As you do gradually work your way through Swansong, you'll learn more and more about each of the three protagonists, and there are some fun twists and turns to their tales that we won't spoil here. Suffice it to say that we enjoyed spending time with these people, though, even if they are blood-hungry undead killers.

Although most of the characters are pretty civilised most of the time, there are some properly gory moments in the game which should keep hardcore horror fans happy, and you can push your characters down darker paths if that's your cup of tea. Either way, you'll come up against some properly tense choices and horrible consequences.
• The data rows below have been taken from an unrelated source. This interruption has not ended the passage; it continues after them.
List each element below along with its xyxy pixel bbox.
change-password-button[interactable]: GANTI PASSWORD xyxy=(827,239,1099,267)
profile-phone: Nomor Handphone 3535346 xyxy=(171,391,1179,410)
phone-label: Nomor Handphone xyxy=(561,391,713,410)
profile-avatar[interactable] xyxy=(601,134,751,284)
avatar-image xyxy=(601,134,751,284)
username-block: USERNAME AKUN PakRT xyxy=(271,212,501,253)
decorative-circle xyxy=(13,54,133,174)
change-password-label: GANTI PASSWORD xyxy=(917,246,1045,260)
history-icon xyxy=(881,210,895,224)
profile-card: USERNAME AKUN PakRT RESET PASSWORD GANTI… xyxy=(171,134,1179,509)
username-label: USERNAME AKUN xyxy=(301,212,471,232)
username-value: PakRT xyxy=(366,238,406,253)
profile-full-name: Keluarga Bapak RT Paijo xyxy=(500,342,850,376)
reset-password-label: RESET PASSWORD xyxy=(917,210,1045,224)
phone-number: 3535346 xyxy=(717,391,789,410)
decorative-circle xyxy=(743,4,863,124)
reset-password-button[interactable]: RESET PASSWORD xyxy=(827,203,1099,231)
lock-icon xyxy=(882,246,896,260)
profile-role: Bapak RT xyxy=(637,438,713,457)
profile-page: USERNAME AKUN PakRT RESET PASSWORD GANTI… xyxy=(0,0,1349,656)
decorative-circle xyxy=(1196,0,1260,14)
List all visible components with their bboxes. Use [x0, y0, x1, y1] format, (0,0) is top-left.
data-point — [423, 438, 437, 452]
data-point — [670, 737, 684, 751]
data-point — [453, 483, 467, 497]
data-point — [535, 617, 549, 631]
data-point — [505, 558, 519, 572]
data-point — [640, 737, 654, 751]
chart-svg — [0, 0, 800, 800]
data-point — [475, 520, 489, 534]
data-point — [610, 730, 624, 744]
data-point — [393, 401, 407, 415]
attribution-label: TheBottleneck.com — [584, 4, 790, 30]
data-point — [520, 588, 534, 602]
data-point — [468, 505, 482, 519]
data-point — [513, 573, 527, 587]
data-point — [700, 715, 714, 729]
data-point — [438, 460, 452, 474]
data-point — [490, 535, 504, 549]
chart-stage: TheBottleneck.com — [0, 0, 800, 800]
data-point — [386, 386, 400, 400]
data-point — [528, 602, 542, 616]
You'll also be able to level up various traits for each character as you go, unlocking more conversation options as well as greater deductive capabilities for your investigators. This system is impressively deep, so much so that we struggled at times to bulk out all the stats that we wanted to boost. It's an enjoyable challenge.

However, there is one element of Swansong that we didn't really enjoy - the puzzles feel like a chore at times. One level particularly rankled. You're trapped in a gothic prison and need to find your way out. The game gives you such little instruction and such a big area to play in that it feels like a sizeable slog to be trudging around, poking about in various cells and trying to find that one vital clue that will let you move on with your life.

Despite that, once we'd completed that series of puzzles and finally got to the next stage of the story, Swansong found its feet again and became a lot more fun. This game is at its best when it delves into its fascinating characters and its devilishly detailed world, and there is plenty of that to go around. If you can handle some long and tricky puzzles, this is one to sink your teeth into.

Vampire: The Masquerade - Swansong launches 19th May for PC, Xbox, PlayStation and Nintendo Switch - you can order your copy from Amazon. We reviewed on PC using an NVIDIA 3070 Ti graphics card.